Finding his calling in the US
A post grad in Computer Science Applications from Banaras Hindu University, Dr. Chandra went to the US to do his MBA in pursuit of a lucrative career. It was during his stint in the US when he was assigned teaching assistantship in a classroom that he realized his true passion. The MBA and PhD in Social and Administrative Sciences / Healthcare Administration never looked back. “I didn’t know how much fun I would have teaching and realized that it was just perfect for me. I did some healthcare and marketing research projects for my PhD and developed my niche. I also enjoy being an academic because I love the research aspect of it,” he says.
Developing his passion into his forte
Dr.
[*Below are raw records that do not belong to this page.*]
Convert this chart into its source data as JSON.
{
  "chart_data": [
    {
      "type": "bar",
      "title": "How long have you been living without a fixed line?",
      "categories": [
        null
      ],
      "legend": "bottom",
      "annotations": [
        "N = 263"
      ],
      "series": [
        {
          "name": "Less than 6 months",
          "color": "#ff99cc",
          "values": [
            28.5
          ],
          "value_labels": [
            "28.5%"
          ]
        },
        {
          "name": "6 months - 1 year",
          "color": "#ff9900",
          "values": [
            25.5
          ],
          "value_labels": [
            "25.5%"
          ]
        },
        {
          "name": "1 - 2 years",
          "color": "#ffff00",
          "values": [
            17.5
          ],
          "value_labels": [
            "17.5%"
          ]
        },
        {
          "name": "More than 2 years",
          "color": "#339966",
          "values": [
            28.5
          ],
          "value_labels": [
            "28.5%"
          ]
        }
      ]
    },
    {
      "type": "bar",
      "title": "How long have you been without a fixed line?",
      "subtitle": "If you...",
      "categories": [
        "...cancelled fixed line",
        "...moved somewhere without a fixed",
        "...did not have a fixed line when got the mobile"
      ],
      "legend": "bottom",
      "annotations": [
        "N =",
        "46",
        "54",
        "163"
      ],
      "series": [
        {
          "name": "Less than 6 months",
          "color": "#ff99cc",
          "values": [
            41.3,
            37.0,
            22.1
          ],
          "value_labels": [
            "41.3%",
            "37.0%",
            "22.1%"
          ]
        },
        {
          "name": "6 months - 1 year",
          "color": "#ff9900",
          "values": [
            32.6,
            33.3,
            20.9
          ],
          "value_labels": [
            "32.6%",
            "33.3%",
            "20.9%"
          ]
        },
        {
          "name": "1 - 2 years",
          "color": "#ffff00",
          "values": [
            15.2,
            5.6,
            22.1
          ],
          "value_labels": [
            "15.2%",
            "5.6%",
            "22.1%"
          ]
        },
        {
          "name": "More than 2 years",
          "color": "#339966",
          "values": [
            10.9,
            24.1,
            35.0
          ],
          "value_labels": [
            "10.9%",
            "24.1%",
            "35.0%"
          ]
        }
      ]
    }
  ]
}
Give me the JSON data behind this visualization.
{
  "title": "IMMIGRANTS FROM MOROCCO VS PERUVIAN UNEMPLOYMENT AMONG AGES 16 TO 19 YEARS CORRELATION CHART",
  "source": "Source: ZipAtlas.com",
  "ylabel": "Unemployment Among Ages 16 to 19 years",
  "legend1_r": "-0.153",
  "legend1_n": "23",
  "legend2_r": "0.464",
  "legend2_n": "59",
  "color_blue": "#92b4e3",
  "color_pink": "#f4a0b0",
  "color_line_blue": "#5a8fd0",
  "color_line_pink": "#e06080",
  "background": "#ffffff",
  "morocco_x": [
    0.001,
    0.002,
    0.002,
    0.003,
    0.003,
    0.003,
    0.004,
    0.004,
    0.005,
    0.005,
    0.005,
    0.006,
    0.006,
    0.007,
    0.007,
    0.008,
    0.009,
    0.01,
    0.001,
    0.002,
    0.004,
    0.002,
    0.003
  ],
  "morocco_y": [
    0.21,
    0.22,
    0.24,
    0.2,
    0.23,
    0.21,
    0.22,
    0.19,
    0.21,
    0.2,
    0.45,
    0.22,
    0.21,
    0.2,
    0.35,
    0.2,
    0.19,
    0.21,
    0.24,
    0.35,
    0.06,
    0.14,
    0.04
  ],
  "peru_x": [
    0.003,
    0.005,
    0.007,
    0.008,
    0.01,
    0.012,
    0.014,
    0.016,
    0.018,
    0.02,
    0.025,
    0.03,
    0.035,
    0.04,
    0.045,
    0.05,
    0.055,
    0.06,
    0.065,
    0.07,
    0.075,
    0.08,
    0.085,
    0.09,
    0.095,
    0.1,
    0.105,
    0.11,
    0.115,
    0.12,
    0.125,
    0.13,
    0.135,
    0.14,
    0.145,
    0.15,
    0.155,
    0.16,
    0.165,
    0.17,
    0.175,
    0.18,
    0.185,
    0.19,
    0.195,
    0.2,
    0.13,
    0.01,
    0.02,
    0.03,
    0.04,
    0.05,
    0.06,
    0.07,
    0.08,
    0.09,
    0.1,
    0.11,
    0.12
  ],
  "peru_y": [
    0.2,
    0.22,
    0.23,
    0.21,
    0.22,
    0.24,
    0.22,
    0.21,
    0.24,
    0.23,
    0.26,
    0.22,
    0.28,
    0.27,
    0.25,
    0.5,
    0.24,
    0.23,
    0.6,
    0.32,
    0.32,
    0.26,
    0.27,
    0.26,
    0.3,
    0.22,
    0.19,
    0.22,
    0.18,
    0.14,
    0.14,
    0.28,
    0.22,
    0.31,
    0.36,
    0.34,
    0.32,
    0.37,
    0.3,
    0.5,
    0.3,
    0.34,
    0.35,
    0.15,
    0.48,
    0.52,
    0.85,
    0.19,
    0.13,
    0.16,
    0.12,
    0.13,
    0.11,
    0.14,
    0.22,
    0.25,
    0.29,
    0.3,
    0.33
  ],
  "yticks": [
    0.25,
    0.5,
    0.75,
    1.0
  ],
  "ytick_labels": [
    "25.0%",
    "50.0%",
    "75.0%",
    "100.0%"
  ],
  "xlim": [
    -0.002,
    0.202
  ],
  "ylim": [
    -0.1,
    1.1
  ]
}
Chandra has over two decades of university level teaching experience in the US. He admits that management classrooms have evolved over the years and thus have his teaching strategies as well. He doesn’t believe in putting up PPT slides in the classroom because students can read them on their own. His approach is more discussion driven. “Classroom discussions get students out of their comfort zone, which needs to happen for their future careers. Secondly, you need to offer them examples that they can relate to, otherwise they will lose interest. Like at Jaipuria Institute of Management I have given examples in Indian context and that works,” he explains.
Deriving satisfaction from teaching
Worked, it certainly did. Dr. Chandra was a hit with the B School students and he believes that they wished he would come back for future courses was his biggest reward. He recounts his experience where he had to adapt his teaching techniques based on classroom size across campuses, as challenging but satisfying at the same time. “I am someone who believes that our biggest resources are not just faculty members. I value collaboration with students and look for opportunities to work with them on research projects, etc. Learning is a two way street and there are lot of gains from collaborative work for students and faculty members alike,” he says wisely.